My Prayer and Entreaty
This is why Jacob told Joseph he conquered the Amorites with prayers and entreaties. When the Amorites rose against Jacob’s family and made war, two parallel battles played out concurrently. On the physical plane, they fought with swords and bows. On the spiritual plane, they fought with words.
Words were the only power the Amorites had over Jacob’s pious family. The Amorite kelipah is devious and infiltrates when we let down our guard. It operates precisely when we are distracted and stop thinking. Thus, it can hold sway even over the most pious people. If the Amorites were to defeat Jacob, they would have to trip him up with the sin of harmful speech. If they could get Jacob’s family to engage in gossip, they would gain a spiritual edge over the pious family.

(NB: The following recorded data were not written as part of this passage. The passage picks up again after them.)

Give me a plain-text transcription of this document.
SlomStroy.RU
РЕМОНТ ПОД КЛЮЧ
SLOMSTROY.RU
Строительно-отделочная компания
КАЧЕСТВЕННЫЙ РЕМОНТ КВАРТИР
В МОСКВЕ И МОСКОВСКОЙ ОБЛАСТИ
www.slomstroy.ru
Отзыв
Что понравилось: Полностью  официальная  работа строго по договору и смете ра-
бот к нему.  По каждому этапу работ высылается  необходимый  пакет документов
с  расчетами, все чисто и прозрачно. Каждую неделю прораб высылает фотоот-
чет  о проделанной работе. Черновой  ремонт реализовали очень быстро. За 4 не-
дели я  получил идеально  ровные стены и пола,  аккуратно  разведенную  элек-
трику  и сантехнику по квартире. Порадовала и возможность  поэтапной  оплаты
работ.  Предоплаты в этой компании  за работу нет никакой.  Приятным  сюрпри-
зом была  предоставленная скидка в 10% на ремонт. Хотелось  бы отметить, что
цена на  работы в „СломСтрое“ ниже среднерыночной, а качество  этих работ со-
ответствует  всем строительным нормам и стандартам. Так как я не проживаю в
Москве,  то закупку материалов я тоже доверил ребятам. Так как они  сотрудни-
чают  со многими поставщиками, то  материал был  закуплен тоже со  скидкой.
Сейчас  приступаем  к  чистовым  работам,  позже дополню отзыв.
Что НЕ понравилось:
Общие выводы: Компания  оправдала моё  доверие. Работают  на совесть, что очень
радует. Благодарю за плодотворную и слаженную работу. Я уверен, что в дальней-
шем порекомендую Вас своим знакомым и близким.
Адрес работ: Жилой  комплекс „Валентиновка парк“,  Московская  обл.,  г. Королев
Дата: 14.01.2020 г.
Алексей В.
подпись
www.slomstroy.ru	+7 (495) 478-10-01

Jacob knew this was their strength and enjoined his family to pray and offer entreaties to G-d without letup. So long as their lips were occupied with holy words, the Amorite kelipah would not have access to their minds and tongues. Thus, Jacob told Joseph that he defeated the Amorites with his sword, bow, prayer, and entreaty. On the surface, the battle was won with weapons and battle tactics. Beneath the surface, it was won because their minds and tongues were preoccupied with prayer.
The Moral
The moral is clear. The antidote to gossip and negative speech is not refraining from harmful speech but engaging in healthy thoughts and constructive speech. If we are silent and inactive, we are vulnerable to the Amorite. If our thoughts are thoughts, our words will also be positive.